A few months ago Fedora crashed, and wouldn’t boot. It seems to do that from time to time. I have about had it with Fedora. I have at least three times as much trouble with Fedora as I do with Ubuntu.
So I reinstalled Fedora. I was back-level anyway, as I have grown very cautious of their automatic update – which about a third of the time ends up requiring a full system rebuild. My thinking about it wasn’t quite this black and white, but might has well have been: “It’s going to crash eventually, and require me to scrape it down to the bare metal – I might as well wait till that happens, rather than hastening the process by trying to update fedora.”
Anyway, on that occasion back in May, I rebuilt a new Fedora 30 system on a new disk, and restored everything.
One thing I apparently did not ever do was assign a password for root. No need to – anaconda no longer asks for it. I always sign in as dee and su if I need to.
So today Fedora crashed between key-strokes, and when I tried to reboot it failed. Of course. It spins its wheels for 5-10 minutes, and then falls into emergency mode.

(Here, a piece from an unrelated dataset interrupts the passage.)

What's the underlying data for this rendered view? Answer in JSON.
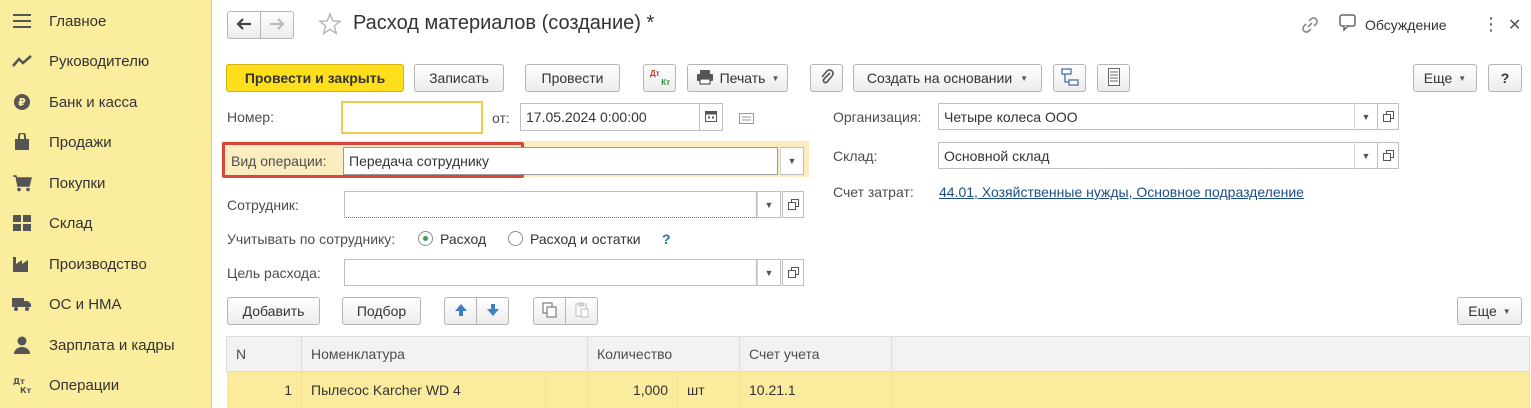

But something new. When it tried to drop into the emergency rescue shell it couldn’t. It said “root account is locked”. It couldn’t open the console so it thumbed its nose at me and told me to reboot. Of course there was no indication that one could glean as to what was going on, why it wouldn’t boot. But the long 5-10 minute delay sounds like it might be waiting for one of the raid arrays to appear. Sure enough, boot in single mode and you can watch it wait, and then fail.
Usually if an mdadm array is broken you can punch through it in the console and fix it once you are up. But not if you can’t get into the console.
Fortunately I had other boxes running and could go look up this “root account is locked” thing. Turns out this means “root” is locked in shadow – has no password. Ok. I pulled the hard disk, mounted it on a working ubuntu box, edited shadow to give root a password, reinstalled the disk, boot up and voila “give the man a silver dollar”.
So it seems dumb to me not to insist (in anaconda) on having a root password if it is required to run the emergency shell.
And the problem turns out sure enought to be that one of the md sets (the one having everything important) is rebuilding, so I’m just letting it rebuild in emergency mode, and then I’ll reboot again.
After it completed rebooting, I was able to exit the shell, and the boot completed fine.